Both Jane and John had been previously married before they met in the 1980s. They were both in their forties. Jane didn’t have children but John did. Neither marriage had ended well.
They bought a house together. John paid the lion’s share. It was their home for twenty five happy years.
John died a few years ago. His children from the previous marriage were quick to pounce, claiming the house for themselves as their inheritance. Jane was astonished at their lack of compassion but presumed that, even though they had never married, some form of common law marriage would at least ensure she wasn’t left destitute.
But common law marriage didn’t protect her because it doesn’t exist. It never has.

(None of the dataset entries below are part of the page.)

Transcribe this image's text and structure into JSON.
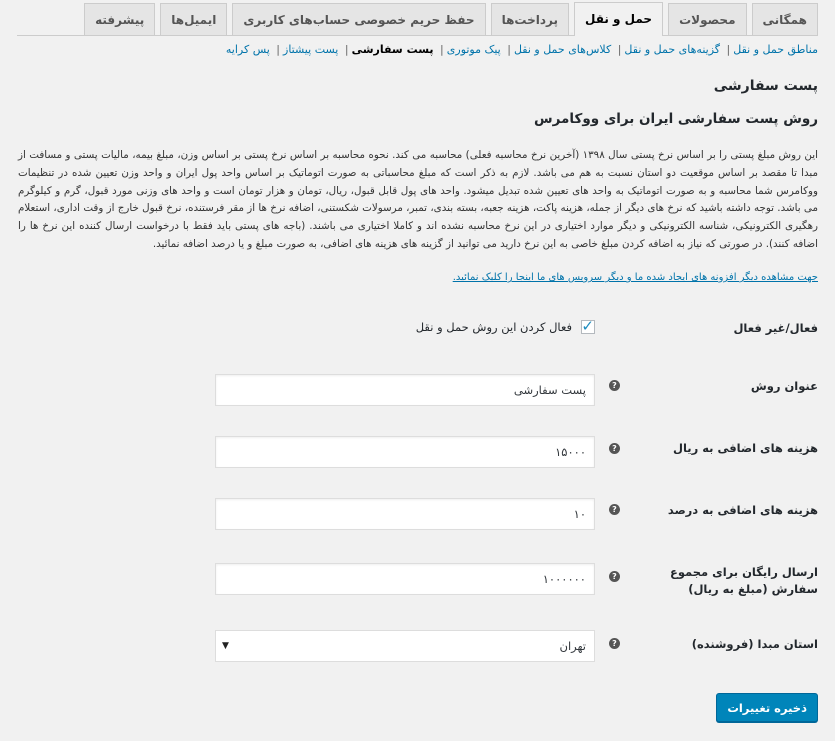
{
  "tabs": [
    {
      "label": "همگانی",
      "active": false
    },
    {
      "label": "محصولات",
      "active": false
    },
    {
      "label": "حمل و نقل",
      "active": true
    },
    {
      "label": "پرداخت‌ها",
      "active": false
    },
    {
      "label": "حفظ حریم خصوصی حساب‌های کاربری",
      "active": false
    },
    {
      "label": "ایمیل‌ها",
      "active": false
    },
    {
      "label": "پیشرفته",
      "active": false
    }
  ],
  "subnav": [
    {
      "label": "مناطق حمل و نقل",
      "current": false
    },
    {
      "label": "گزینه‌های حمل و نقل",
      "current": false
    },
    {
      "label": "کلاس‌های حمل و نقل",
      "current": false
    },
    {
      "label": "پیک موتوری",
      "current": false
    },
    {
      "label": "پست سفارشی",
      "current": true
    },
    {
      "label": "پست پیشتاز",
      "current": false
    },
    {
      "label": "پس کرایه",
      "current": false
    }
  ],
  "section_title": "پست سفارشی",
  "method_title": "روش پست سفارشی ایران برای ووکامرس",
  "description": "این روش مبلغ پستی را بر اساس نرخ پستی سال ۱۳۹۸ (آخرین نرخ محاسبه فعلی) محاسبه می کند. نحوه محاسبه بر اساس نرخ پستی بر اساس وزن، مبلغ بیمه، مالیات پستی و مسافت از مبدا تا مقصد بر اساس موقعیت دو استان نسبت به هم می باشد. لازم به ذکر است که مبلغ محاسباتی به صورت اتوماتیک بر اساس واحد پول ایران و واحد وزن تعیین شده در تنظیمات ووکامرس شما محاسبه و به صورت اتوماتیک به واحد های تعیین شده تبدیل میشود. واحد های پول قابل قبول، ریال، تومان و هزار تومان است و واحد های وزنی مورد قبول، گرم و کیلوگرم می باشد. توجه داشته باشید که نرخ های دیگر از جمله، هزینه پاکت، هزینه جعبه، بسته بندی، تمبر، مرسولات شکستنی، اضافه نرخ ها از مقر فرستنده، نرخ قبول خارج از وقت اداری، استعلام رهگیری الکترونیکی، شناسه الکترونیکی و دیگر موارد اختیاری در این نرخ محاسبه نشده اند و کاملا اختیاری می باشند. (باجه های پستی باید فقط با درخواست ارسال کننده این نرخ ها را اضافه کنند). در صورتی که نیاز به اضافه کردن مبلغ خاصی به این نرخ دارید می توانید از گزینه های هزینه های اضافی، به صورت مبلغ و یا درصد اضافه نمائید.",
  "more_link": "جهت مشاهده دیگر افزونه های ایجاد شده ما و دیگر سرویس های ما اینجا را کلیک نمائید.",
  "fields": {
    "enabled": {
      "label": "فعال/غیر فعال",
      "checkbox_label": "فعال کردن این روش حمل و نقل",
      "checked": true
    },
    "title": {
      "label": "عنوان روش",
      "value": "پست سفارشی"
    },
    "extra_cost": {
      "label": "هزینه های اضافی به ریال",
      "value": "۱۵۰۰۰"
    },
    "extra_percent": {
      "label": "هزینه های اضافی به درصد",
      "value": "۱۰"
    },
    "free_shipping": {
      "label": "ارسال رایگان برای مجموع سفارش (مبلغ به ریال)",
      "value": "۱۰۰۰۰۰۰"
    },
    "origin_state": {
      "label": "استان مبدا (فروشنده)",
      "value": "تهران"
    }
  },
  "help_glyph": "?",
  "select_arrow": "▼",
  "check_glyph": "✓",
  "save_label": "ذخیره تغییرات"
}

Jane was forced to leave with a fraction of the value of the house. After twenty five years of happy life with John, she now found herself homeless, with nowhere near enough cash to buy a new home, and too old to rebuild any kind of career.
Although this situation is awful, I don’t think the law is the problem. Had John and Jane married, or had John stipulated in his will, she would have been protected. Two sensible legal processes are there to sort out this kind of problem.
Yet for whatever reason, inertia won the day.
‘We just didn’t think’, Jane told me recently.
But what if John secretly hadn’t wanted to disenfranchise his own children? What if Jane had been too nervous to broach the subject of marriage or a will? The result still seems wrong.
Most injustices of this kind happen when unmarried couples split up and there is only one earner. Usually it’s the unmarried father who leaves home and takes all the cash with him. The 1989 Children’s Act states that “the child’s welfare shall be the court’s paramount consideration”. So long as the child is under sixteen, the father has to contribute. But once the child is no longer a child, the mother is left in the lurch. Her contribution as a mother is unrecognised.
Most cohabitants, and the majority of the population, think that common law marriage gives unmarried couples similar rights and protections as if they are married. And yet, according to Professor Rebecca Probert of Warwick University, common law marriage has never existed. It emerged during the 1960s and 1970s as a response to the emergence of cohabitation.
The Law Commission has proposed protections for cohabiting couples. The obvious injustices, like Jane, seem fairly straightforward. But as ever the problem is in defining the less straightforward cases where it is uncertain when cohabitation begins. There is also a concern that the introduction of automatic marriage-like protections could increase lone parenthood as more men are dissuaded from committing at all.
If we don’t want more women – and it is mostly women – left in the lurch, then we need to make sure all women know that common law marriage won’t protect them.
Tell your friends. Common law marriage doesn’t exist.